Disturbances can play a major role in biological invasions: by destroying biomass, they alter habitat and resource abundances. Previous field studies suggest that disturbance-mediated invader success is a consequence of resource influxes, but the importance of other potential covarying causes, notably the opening up of habitats, have yet to be directly tested. Using experimental populations of the bacterium Pseudomonas fluorescens, we determined the relative importance of disturbance-mediated habitat opening and resource influxes, plus any interaction between them, for invader success of two ecologically distinct morphotypes. Resource addition increased invasibility, while habitat opening had little impact and did not interact with resource addition. Both invaders behaved similarly, despite occupying different ecological niches in the microcosms. Treatment also affected the composition of the resident population, which further affected invader success. Our results provide experimental support for the observation that resource input is a key mechanism through which disturbance increases invasibility.

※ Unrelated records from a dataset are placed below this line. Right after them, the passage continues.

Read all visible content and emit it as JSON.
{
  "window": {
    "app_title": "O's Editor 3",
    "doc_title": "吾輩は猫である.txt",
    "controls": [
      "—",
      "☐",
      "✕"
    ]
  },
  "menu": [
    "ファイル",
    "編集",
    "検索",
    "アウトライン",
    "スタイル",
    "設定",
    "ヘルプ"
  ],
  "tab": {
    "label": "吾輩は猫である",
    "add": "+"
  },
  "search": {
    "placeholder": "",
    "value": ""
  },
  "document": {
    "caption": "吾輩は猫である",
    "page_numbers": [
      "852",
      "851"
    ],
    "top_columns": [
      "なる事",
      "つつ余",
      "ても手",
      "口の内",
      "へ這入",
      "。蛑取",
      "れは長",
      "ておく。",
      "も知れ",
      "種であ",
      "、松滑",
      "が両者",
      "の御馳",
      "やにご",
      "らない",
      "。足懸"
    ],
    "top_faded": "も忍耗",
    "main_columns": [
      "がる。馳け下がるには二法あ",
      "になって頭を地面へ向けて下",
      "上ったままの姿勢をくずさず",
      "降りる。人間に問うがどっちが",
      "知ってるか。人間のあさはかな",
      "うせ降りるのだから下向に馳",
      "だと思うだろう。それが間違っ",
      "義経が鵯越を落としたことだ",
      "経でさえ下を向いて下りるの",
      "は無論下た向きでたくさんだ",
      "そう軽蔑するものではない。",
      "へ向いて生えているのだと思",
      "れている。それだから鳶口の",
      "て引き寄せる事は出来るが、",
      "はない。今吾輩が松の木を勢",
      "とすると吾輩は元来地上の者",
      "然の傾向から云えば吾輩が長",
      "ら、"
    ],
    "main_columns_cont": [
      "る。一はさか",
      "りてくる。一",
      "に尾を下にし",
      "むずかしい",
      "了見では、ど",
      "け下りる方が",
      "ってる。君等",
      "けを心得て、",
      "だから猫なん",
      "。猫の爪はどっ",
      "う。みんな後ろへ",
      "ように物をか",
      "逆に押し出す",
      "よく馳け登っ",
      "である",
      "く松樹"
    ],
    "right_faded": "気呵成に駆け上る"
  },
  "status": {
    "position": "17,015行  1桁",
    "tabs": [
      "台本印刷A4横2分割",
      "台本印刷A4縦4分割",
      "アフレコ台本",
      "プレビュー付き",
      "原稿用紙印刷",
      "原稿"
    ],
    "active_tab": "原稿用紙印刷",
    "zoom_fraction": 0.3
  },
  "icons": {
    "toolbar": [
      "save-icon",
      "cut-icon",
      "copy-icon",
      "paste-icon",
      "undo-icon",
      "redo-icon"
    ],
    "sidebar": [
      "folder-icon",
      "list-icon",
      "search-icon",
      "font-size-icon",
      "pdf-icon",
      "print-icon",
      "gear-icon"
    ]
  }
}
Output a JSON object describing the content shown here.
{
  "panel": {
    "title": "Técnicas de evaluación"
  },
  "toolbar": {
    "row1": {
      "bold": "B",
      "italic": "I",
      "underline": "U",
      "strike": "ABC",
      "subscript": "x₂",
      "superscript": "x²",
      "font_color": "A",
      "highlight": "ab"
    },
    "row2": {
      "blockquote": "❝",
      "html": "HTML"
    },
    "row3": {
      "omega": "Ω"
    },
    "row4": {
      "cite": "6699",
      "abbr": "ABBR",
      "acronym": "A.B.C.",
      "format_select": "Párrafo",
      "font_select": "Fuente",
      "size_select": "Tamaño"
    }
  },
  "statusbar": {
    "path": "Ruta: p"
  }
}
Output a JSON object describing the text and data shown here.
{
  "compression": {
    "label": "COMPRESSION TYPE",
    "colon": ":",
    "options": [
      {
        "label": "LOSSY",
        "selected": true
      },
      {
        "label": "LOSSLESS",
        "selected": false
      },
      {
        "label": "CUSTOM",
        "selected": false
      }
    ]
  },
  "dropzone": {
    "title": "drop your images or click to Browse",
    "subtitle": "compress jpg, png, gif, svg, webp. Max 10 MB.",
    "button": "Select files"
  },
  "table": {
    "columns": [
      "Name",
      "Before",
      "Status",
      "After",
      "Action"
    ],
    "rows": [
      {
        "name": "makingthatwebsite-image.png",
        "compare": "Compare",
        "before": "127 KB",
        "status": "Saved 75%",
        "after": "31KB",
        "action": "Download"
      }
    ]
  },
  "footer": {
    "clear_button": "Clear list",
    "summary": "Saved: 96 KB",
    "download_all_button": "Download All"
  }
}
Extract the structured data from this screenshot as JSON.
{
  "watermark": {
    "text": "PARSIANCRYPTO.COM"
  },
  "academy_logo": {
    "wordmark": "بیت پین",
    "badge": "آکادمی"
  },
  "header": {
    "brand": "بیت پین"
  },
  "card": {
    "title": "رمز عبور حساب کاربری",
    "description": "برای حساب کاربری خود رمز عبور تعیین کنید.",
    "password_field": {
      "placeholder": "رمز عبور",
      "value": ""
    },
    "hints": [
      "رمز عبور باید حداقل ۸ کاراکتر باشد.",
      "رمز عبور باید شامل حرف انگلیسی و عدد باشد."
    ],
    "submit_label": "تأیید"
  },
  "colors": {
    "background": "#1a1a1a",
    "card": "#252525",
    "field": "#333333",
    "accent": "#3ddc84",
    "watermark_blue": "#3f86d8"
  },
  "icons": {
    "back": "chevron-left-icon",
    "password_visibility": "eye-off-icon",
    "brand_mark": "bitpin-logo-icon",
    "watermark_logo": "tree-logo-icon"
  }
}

Successful colonisations by invasive organisms are causing catastrophic changes to communities: altering their dynamics, reducing biodiversity and impeding ecosystem services. These ecological costs are only surpassed by habitat loss, and when combined with the huge associated economic costs, makes understanding how these events occur of growing importance. This study will focus on how disturbances, which change the availability of resources and habitat, may facilitate the establishment of novel species. First, we factorially separate resource influxes and habitat opening to test the mechanism by which disturbance increases invader success; using diversified populations of Pseudomonas fluorescens. We homogenised communities to open habitat and added nutrients to increase resources. Resource influxes were key in successful establishment, habitat opening had little affect and no interaction was found. Secondly, we expanded upon this by testing if resource abundance interacts with disturbance frequency; hypothesising when more resources are available disturbance-induced influxes, and thus invader success, would be greater. To do this communities of P. fluorescens were disturbed at different frequencies in three resource concentrations and invaded multiple times. We found disturbance and resources to interact: manipulating the mortality-growth rate balance, and thus success, of the invader. Resources also interacted with evolved biodiversity to effect invasion resistance. We finish by testing disturbance and resource effects on a stably coexisting 5-species bacterial community, using a 5x5 factorial design. Disturbance and resource both manipulated the variation in fitness between species: impacting biodiversity. Interactions were only found at high-disturbance-high-resources. This highlights the suitability of this system for future disturbance-resource studies on stably coexisting systems, including future invasion work.
In conclusion, we show disturbance, through adding resources, to be a key factor in invasion success: the extent to which being strongly affected by resource abundance. We also find disturbance and resource changes are likely to impact the stability of communities.